In semi-arid West Africa, rapid population growth and widespread land degradation have further intensified food production challenges. The report notes that conventional agricultural intensification practices, including monocropping, excessive tillage and heavy reliance on chemical inputs, have increased yields in the short term but have also depleted soils, reduced biodiversity and strained water resources.
To address these challenges, the report advocates for Sustainable Intensification (SI)—an approach that increases agricultural productivity without expanding farmland or degrading the environment. The strategy promotes knowledge-driven farming through improved crop varieties, integrated soil fertility management, efficient water use and sustainable land management practices.
The report evaluates how successful SI innovations developed through the COINS project can be adapted and implemented across different agroecological zones in Sub-Saharan Africa.
Its primary objectives include identifying regions where sustainable farming practices can be adopted based on crop suitability, climate and landscape conditions; determining the financial, technical and institutional requirements needed for successful expansion; and developing practical implementation strategies with clearly defined responsibilities and financing mechanisms.
Researchers adopted a mixed-methods approach combining portfolio analysis of proven sustainable agriculture practices, stakeholder mapping and funding assessments.
The report highlights a range of proven innovations, including crop-livestock integration, crop rotation, stress-tolerant crop varieties, quality seed systems, integrated soil fertility management, conservation agriculture, soil and water conservation techniques, the System of Rice Intensification, as well as solar-powered and drip irrigation technologies.
These interventions are categorised into investment tiers based on implementation costs, scalability and expected returns to guide governments, investors and development partners in prioritising investments.
Beyond the technologies themselves, the report stresses that successful expansion of sustainable intensification depends on enabling conditions such as access to quality inputs, agricultural extension services, market linkages, rural infrastructure, supportive policies, gender inclusion and strong local institutions.
It also recommends blended financing approaches that combine government investment, donor support, private sector participation, climate finance and community-based funding mechanisms, including microcredit schemes.
To address risks associated with climate variability, markets and institutional capacity, the report recommends promoting drought-tolerant crops, agricultural insurance, farmer aggregation models, demonstration farms and stronger coordination among governments, research institutions, development partners and farmer organisations.

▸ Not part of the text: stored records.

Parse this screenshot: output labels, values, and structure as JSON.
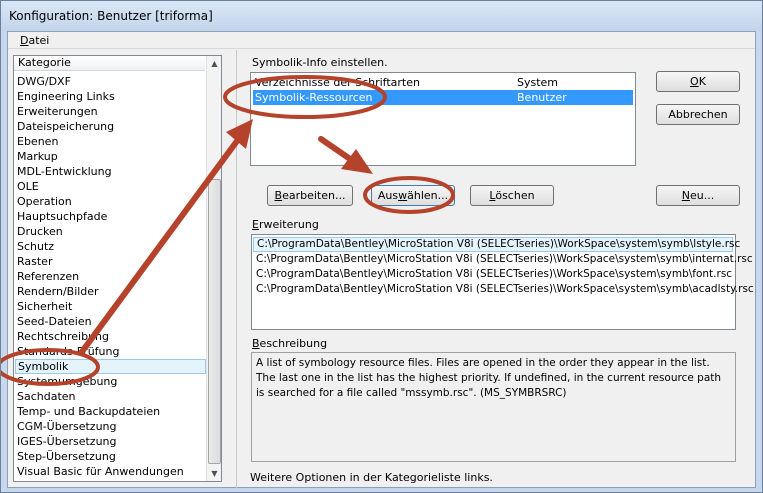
{
  "window": {
    "title": "Konfiguration: Benutzer [triforma]"
  },
  "menu": {
    "datei_hotkey": "D",
    "datei_rest": "atei"
  },
  "category_list": {
    "header": "Kategorie",
    "items": [
      "DWG/DXF",
      "Engineering Links",
      "Erweiterungen",
      "Dateispeicherung",
      "Ebenen",
      "Markup",
      "MDL-Entwicklung",
      "OLE",
      "Operation",
      "Hauptsuchpfade",
      "Drucken",
      "Schutz",
      "Raster",
      "Referenzen",
      "Rendern/Bilder",
      "Sicherheit",
      "Seed-Dateien",
      "Rechtschreibung",
      "Standards-Prüfung",
      "Symbolik",
      "Systemumgebung",
      "Sachdaten",
      "Temp- und Backupdateien",
      "CGM-Übersetzung",
      "IGES-Übersetzung",
      "Step-Übersetzung",
      "Visual Basic für Anwendungen"
    ]
  },
  "symbolik": {
    "label": "Symbolik-Info einstellen.",
    "rows": [
      {
        "name": "Verzeichnisse der Schriftarten",
        "scope": "System"
      },
      {
        "name": "Symbolik-Ressourcen",
        "scope": "Benutzer"
      }
    ]
  },
  "buttons": {
    "ok_hotkey": "O",
    "ok_rest": "K",
    "cancel": "Abbrechen",
    "edit_hotkey": "B",
    "edit_rest": "earbeiten...",
    "select_pre": "Aus",
    "select_hotkey": "w",
    "select_rest": "ählen...",
    "delete_hotkey": "L",
    "delete_rest": "öschen",
    "new_hotkey": "N",
    "new_rest": "eu..."
  },
  "erweiterung": {
    "label_hotkey": "E",
    "label_rest": "rweiterung",
    "paths": [
      "C:\\ProgramData\\Bentley\\MicroStation V8i (SELECTseries)\\WorkSpace\\system\\symb\\lstyle.rsc",
      "C:\\ProgramData\\Bentley\\MicroStation V8i (SELECTseries)\\WorkSpace\\system\\symb\\internat.rsc",
      "C:\\ProgramData\\Bentley\\MicroStation V8i (SELECTseries)\\WorkSpace\\system\\symb\\font.rsc",
      "C:\\ProgramData\\Bentley\\MicroStation V8i (SELECTseries)\\WorkSpace\\system\\symb\\acadlsty.rsc"
    ]
  },
  "beschreibung": {
    "label_hotkey": "B",
    "label_rest": "eschreibung",
    "text": "A list of symbology resource files. Files are opened in the order they appear in the list. The last one in the list has the highest priority. If undefined, in the current resource path is searched for a file called \"mssymb.rsc\". (MS_SYMBRSRC)"
  },
  "footer": {
    "text": "Weitere Optionen in der Kategorieliste links."
  },
  "annotation_color": "#b5432b"
}
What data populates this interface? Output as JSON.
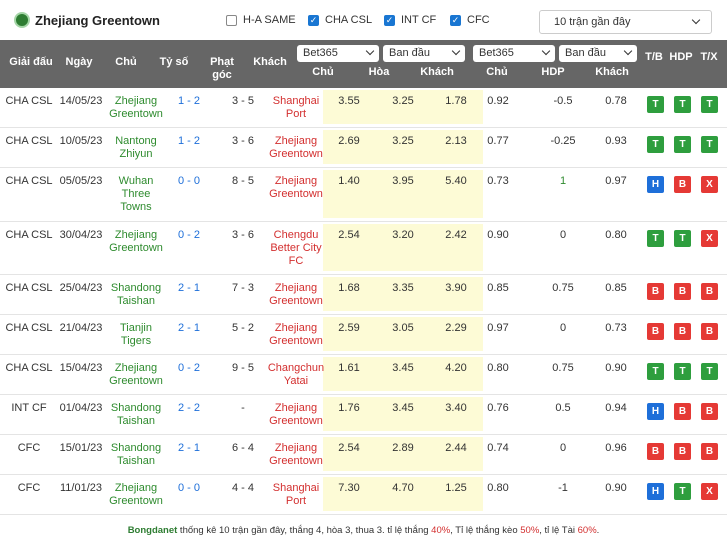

According to the report, scaling sustainable intensification requires evidence-based implementation strategies that match technologies to appropriate agroecological conditions, combine short-term productivity gains with long-term investments, strengthen monitoring systems and embed interventions within durable national institutions.
The report concludes that when these conditions are met, sustainable intensification can move beyond pilot initiatives to become a transformative solution for improving agricultural productivity, strengthening resilience and advancing environmental sustainability across Sub-Saharan Africa.
Researchers say the findings are particularly significant as the world works towards feeding a projected global population of 9 billion by 2050, while achieving the Sustainable Development Goals, including Zero Hunger (SDG 2), Climate Action (SDG 13) and Life on Land (SDG 15).
The COINS project is a multi-stakeholder initiative focused on co-developing sustainable land management innovations for smallholder farming systems in Ghana and Senegal. It seeks to identify practical approaches that enable farmers to sustainably increase agricultural productivity on existing farmland.
Project partners include the University of Ghana, WASCAL, UNU-INRA, Acre Africa, IPAR, DLR, ZALF, UNU-EHS and the University of Bonn.